Они выехали рано утром, провожаемые хозяином-испанцем, который, видимо, совсем не спал и еще до зари приготовил им завтрак и кофе. Садясь на коня, доктор пожал испанцу руку и протянул несколько серебряных монет. Но хозяин вытаращил негодующе черные глаза, выпятил губы и энергично замотал головой:
— Но-но, сеньор! Я всегда рад вам, но не возьму ни сентаво! Вы мой гость и, по правде говоря, моя реклама. Люди идут в трактир, потому что там часто гостит сеньор доктор.
— Вам не лишними будут несколько монет, — настаивал доктор.
— Вам они тоже не лишни, сеньор. Вы ничего не берете с больных бедняков, а государство не слишком щедро к врачам индейских территорий.
— Ну, я-то не доктор, — вмешался Слейн, вынимая кошелек.
— Вы друг сеньора доктора, — хозяин спрятал руки за спину. — Поезжайте, сеньоры, вам еще долгий путь. И да хранит вас дева Мария!
Низкорослые выносливые индейские кони бодро шагали по камням дороги. Слейн и Богроуф ехали рядом и разговаривали. Доктор рассказывал о быте индейцев, которых хорошо узнал за время врачебной практики в горных селениях. О себе говорил мало и неохотно, больше расспрашивал журналиста о жизни в столице, о течениях в науке, столкновении политических партий и предстоящих выборах в парламент. Слейн, наоборот, весело и охотно болтал обо всех новостях. В редакции он не находил собеседника, с которым мог бы откровенно, без опаски, потолковать о своих мыслях и настроениях.
Тропа вилась среди ущелий, постепенно поднимаясь все выше. Стало совсем прохладно, небо заволоклось облаками, на одежду, на конские спины оседали мелкие капли. Проехали поселок — кучку сложенных из камня и глины хижин. На покатом альпийском лугу паслись кони и овцы, отыскивая скудные клочки травы. Крохотные участки мало-мальски пригодной земли были тщательно возделаны. Встречные горцы приветливо, но с достоинством кланялись — и здесь знали доктора.
Миновали перевал. В тропу влились еще две-три тропинки, стали попадаться следы костров, редкие деревья. Вскоре опять показались отары овец, а затем и поселок. Здесь доктор спешился, отдал поводья Руми и пошел навестить больных. Руми и Слейн подъехали к рощице за селением и остановились подождать доктора. Индеец разостлал под деревьями брезент и жестом пригласил журналиста отдохнуть. Это было блаженством — лечь на спину, вытянуть онемевшие ноги.
«Хорошая порция впечатлений за одни сутки, — думал Слейн, дымя сигаретой и уже не обращая внимания на морось. — Или я просто отупел на дурацкой столичной работе, глядя на происшествия только со стороны. Я стал как фотообъектив — все фиксирую, не переживая. Уж не остаться ли нам здесь, сеньор мелкий репортеришка? Как, например, Гарри. Он делает что-то живое и нужное, лечит, помогает людям. А я развлекаю дельцов и бездельников. Интересно, с какой стати Гарри вдруг стал доктором? Ведь он ученый, физик с университетским дипломом. И откуда взялась эта фамилия — Беллингем? Впрочем, не мое это дело, и нечего ломать голову, пока он сам не пожелает сказать…»

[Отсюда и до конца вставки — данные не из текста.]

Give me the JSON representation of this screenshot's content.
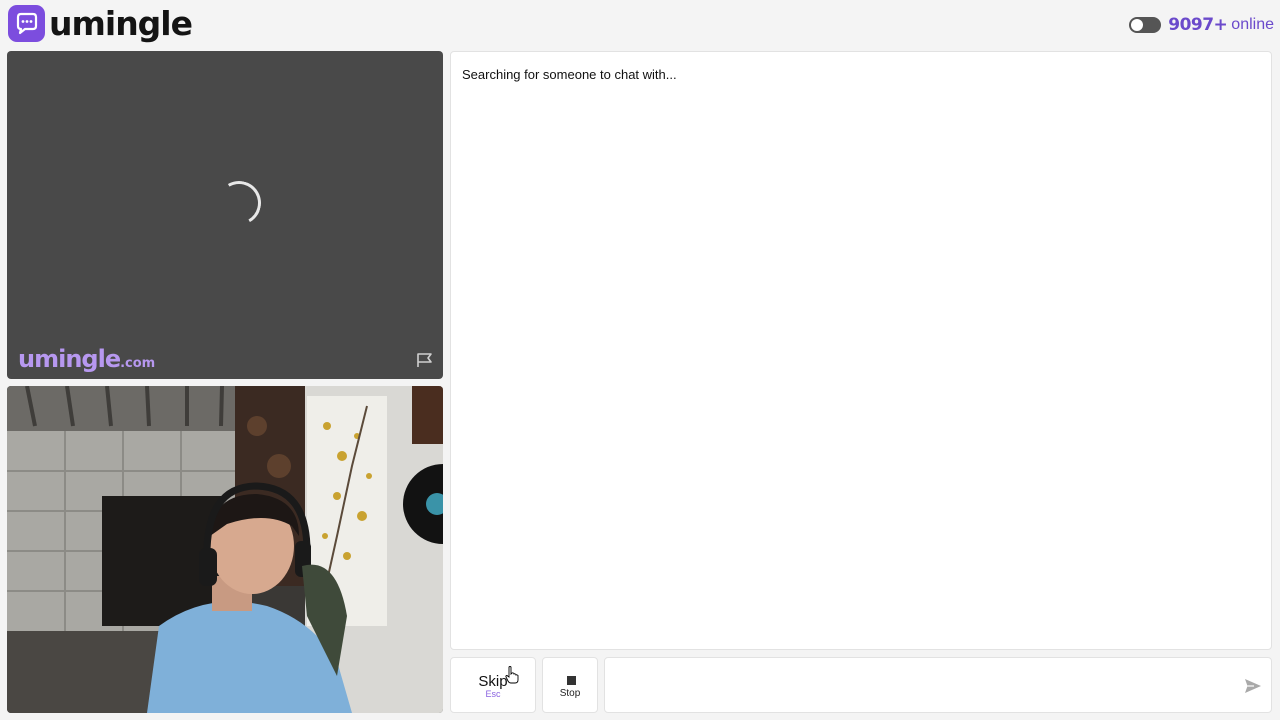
{
  "header": {
    "logo_text": "umingle",
    "logo_icon": "chat-bubble-icon",
    "online_count": "9097+",
    "online_label": "online",
    "toggle_state": "off"
  },
  "remote_video": {
    "watermark_main": "umingle",
    "watermark_suffix": ".com",
    "loading_icon": "spinner-icon",
    "report_icon": "flag-icon"
  },
  "local_video": {
    "description_icon": "webcam-feed"
  },
  "chat": {
    "status_text": "Searching for someone to chat with...",
    "message_placeholder": "",
    "send_icon": "send-icon"
  },
  "controls": {
    "skip_label": "Skip",
    "skip_shortcut": "Esc",
    "stop_label": "Stop"
  },
  "colors": {
    "brand": "#7c4dde",
    "accent_text": "#6b4acb",
    "watermark": "#b798f0"
  }
}
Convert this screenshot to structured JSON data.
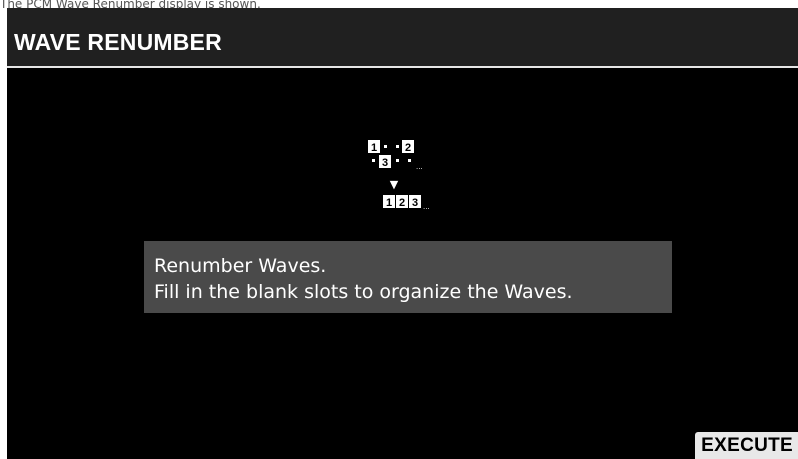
{
  "caption": "The PCM Wave Renumber display is shown.",
  "header": {
    "title": "WAVE RENUMBER"
  },
  "diagram": {
    "before_slots": [
      "1",
      "2",
      "3"
    ],
    "after_slots": [
      "1",
      "2",
      "3"
    ],
    "ellipsis": "...",
    "arrow": "▼"
  },
  "message": {
    "line1": "Renumber Waves.",
    "line2": "Fill in the blank slots to organize the Waves."
  },
  "footer": {
    "execute_label": "EXECUTE"
  }
}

Этот скучный парень Руми помалкивал и готовил на костре еду. Слейну сводила скулы зевота. Потом он почувствовал щекой мокрую траву, привиделись опять камни дороги, качающаяся грива лошади… А потом уже ничего не снилось. Усталость подарила такой безмятежный сон, какого не бывало дома, в мягкой постели. Доктор разбудил Слейна часа через полтора. Они поели и тронулись дальше.
К вечеру солнце выпуталось из облаков. Оно висело уже над горными гребнями, когда путники добрались до Кхассаро.
Слейн облегченно вздохнул, предвидя скорый конец непривычного путешествия. Однако не доезжая с полмили до первых домиков, доктор свернул с наезженной дороги влево, туда, где край долины замыкался беспорядочным нагромождением скал. Въехали в узкое ущелье.
— Слушай, Джо, — сказал вдруг доктор, — а ведь десять автоматчиков могли бы удержать здесь целую армию.
— Возможно. И геройски погибли бы от налета авиации. Кроме автоматов нужно иметь еще зенитное и противотанковое оружие, хотя бы с дюжину истребителей и, самое главное, могущественного союзника за пределами страны. Впрочем, индейцам уже нечего защищать. Их боевая песня спета.